In an essay today at the NY Times, Carl Safina pinpoints one of the lingering challenges in communicating about evolution: what he calls the "cult of Darwin." If we would only stop focusing so much on the man, and more on evolutionary science, then it might boost public understanding. (I will be discussing some of these issues as part of a spring lecture series on evolution held here in DC sponsored by the National Academies and NIH. Details.)

From Safina's essay:

Using phrases like "Darwinian selection" or "Darwinian evolution" implies there must be another kind of evolution at work, a process that can be described with another adjective. For instance, "Newtonian physics" distinguishes the mechanical physics Newton explored from subatomic quantum physics. So "Darwinian evolution" raises a question: What's the other evolution?
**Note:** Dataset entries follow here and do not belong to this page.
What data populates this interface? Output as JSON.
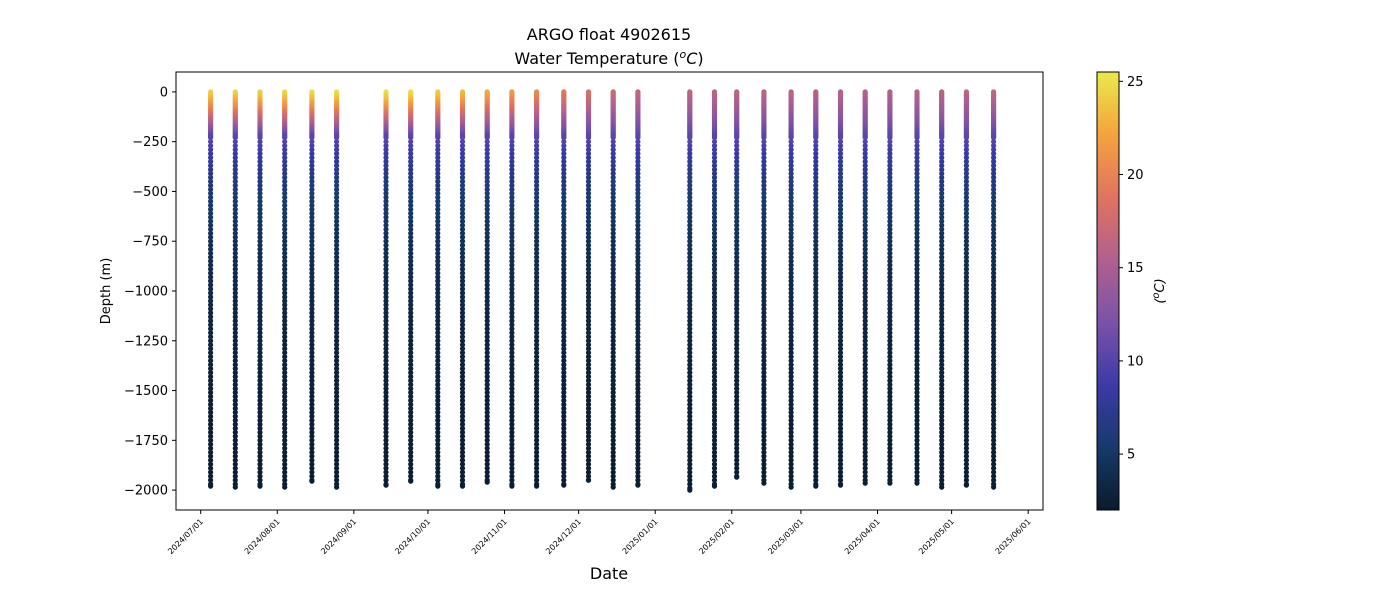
{
  "chart_data": {
    "type": "scatter",
    "title": "ARGO float 4902615",
    "subtitle": "Water Temperature (",
    "subtitle_italic": "oC",
    "subtitle_close": ")",
    "xlabel": "Date",
    "ylabel": "Depth (m)",
    "colorbar_label": "(oC)",
    "xlim": [
      "2024-06-21",
      "2025-06-07"
    ],
    "ylim": [
      -2100,
      100
    ],
    "y_ticks": [
      0,
      -250,
      -500,
      -750,
      -1000,
      -1250,
      -1500,
      -1750,
      -2000
    ],
    "y_tick_labels": [
      "0",
      "−250",
      "−500",
      "−750",
      "−1000",
      "−1250",
      "−1500",
      "−1750",
      "−2000"
    ],
    "x_ticks": [
      "2024-07-01",
      "2024-08-01",
      "2024-09-01",
      "2024-10-01",
      "2024-11-01",
      "2024-12-01",
      "2025-01-01",
      "2025-02-01",
      "2025-03-01",
      "2025-04-01",
      "2025-05-01",
      "2025-06-01"
    ],
    "x_tick_labels": [
      "2024/07/01",
      "2024/08/01",
      "2024/09/01",
      "2024/10/01",
      "2024/11/01",
      "2024/12/01",
      "2025/01/01",
      "2025/02/01",
      "2025/03/01",
      "2025/04/01",
      "2025/05/01",
      "2025/06/01"
    ],
    "colorbar_range": [
      2,
      25.5
    ],
    "colorbar_ticks": [
      5,
      10,
      15,
      20,
      25
    ],
    "colormap_stops": [
      "#0b1a2c",
      "#173a6b",
      "#3d3aa8",
      "#7b52a8",
      "#b0608f",
      "#e07360",
      "#f4a33e",
      "#ebe94a"
    ],
    "profiles": [
      {
        "date": "2024-07-05",
        "surface_temp": 24.5,
        "max_depth": -1980
      },
      {
        "date": "2024-07-15",
        "surface_temp": 24.6,
        "max_depth": -1985
      },
      {
        "date": "2024-07-25",
        "surface_temp": 24.6,
        "max_depth": -1980
      },
      {
        "date": "2024-08-04",
        "surface_temp": 24.8,
        "max_depth": -1985
      },
      {
        "date": "2024-08-15",
        "surface_temp": 25.0,
        "max_depth": -1955
      },
      {
        "date": "2024-08-25",
        "surface_temp": 25.2,
        "max_depth": -1985
      },
      {
        "date": "2024-09-14",
        "surface_temp": 25.3,
        "max_depth": -1975
      },
      {
        "date": "2024-09-24",
        "surface_temp": 25.1,
        "max_depth": -1955
      },
      {
        "date": "2024-10-05",
        "surface_temp": 24.4,
        "max_depth": -1980
      },
      {
        "date": "2024-10-15",
        "surface_temp": 23.6,
        "max_depth": -1980
      },
      {
        "date": "2024-10-25",
        "surface_temp": 22.6,
        "max_depth": -1960
      },
      {
        "date": "2024-11-04",
        "surface_temp": 21.7,
        "max_depth": -1980
      },
      {
        "date": "2024-11-14",
        "surface_temp": 20.5,
        "max_depth": -1980
      },
      {
        "date": "2024-11-25",
        "surface_temp": 19.2,
        "max_depth": -1975
      },
      {
        "date": "2024-12-05",
        "surface_temp": 18.3,
        "max_depth": -1950
      },
      {
        "date": "2024-12-15",
        "surface_temp": 17.4,
        "max_depth": -1985
      },
      {
        "date": "2024-12-25",
        "surface_temp": 16.8,
        "max_depth": -1975
      },
      {
        "date": "2025-01-15",
        "surface_temp": 16.5,
        "max_depth": -2000
      },
      {
        "date": "2025-01-25",
        "surface_temp": 16.3,
        "max_depth": -1980
      },
      {
        "date": "2025-02-03",
        "surface_temp": 16.2,
        "max_depth": -1935
      },
      {
        "date": "2025-02-14",
        "surface_temp": 16.2,
        "max_depth": -1965
      },
      {
        "date": "2025-02-25",
        "surface_temp": 16.2,
        "max_depth": -1985
      },
      {
        "date": "2025-03-07",
        "surface_temp": 16.1,
        "max_depth": -1980
      },
      {
        "date": "2025-03-17",
        "surface_temp": 16.0,
        "max_depth": -1975
      },
      {
        "date": "2025-03-27",
        "surface_temp": 15.8,
        "max_depth": -1965
      },
      {
        "date": "2025-04-06",
        "surface_temp": 15.7,
        "max_depth": -1965
      },
      {
        "date": "2025-04-17",
        "surface_temp": 16.0,
        "max_depth": -1965
      },
      {
        "date": "2025-04-27",
        "surface_temp": 16.1,
        "max_depth": -1985
      },
      {
        "date": "2025-05-07",
        "surface_temp": 16.3,
        "max_depth": -1975
      },
      {
        "date": "2025-05-18",
        "surface_temp": 16.5,
        "max_depth": -1985
      }
    ]
  }
}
Into the breach: intelligent design. I am not quite saying Darwinism gave rise to creationism, though the "isms" imply equivalence. But the term "Darwinian" built a stage upon which "intelligent" could share the spotlight.

Charles Darwin didn't invent a belief system. He had an idea, not an ideology. The idea spawned a discipline, not disciples. He spent 20-plus years amassing and assessing the evidence and implications of similar, yet differing, creatures separated in time (fossils) or in space (islands). That's science.

That's why Darwin must go.

Almost everything we understand about evolution came after Darwin, not from him. He knew nothing of heredity or genetics, both crucial to evolution. Evolution wasn't even Darwin's idea.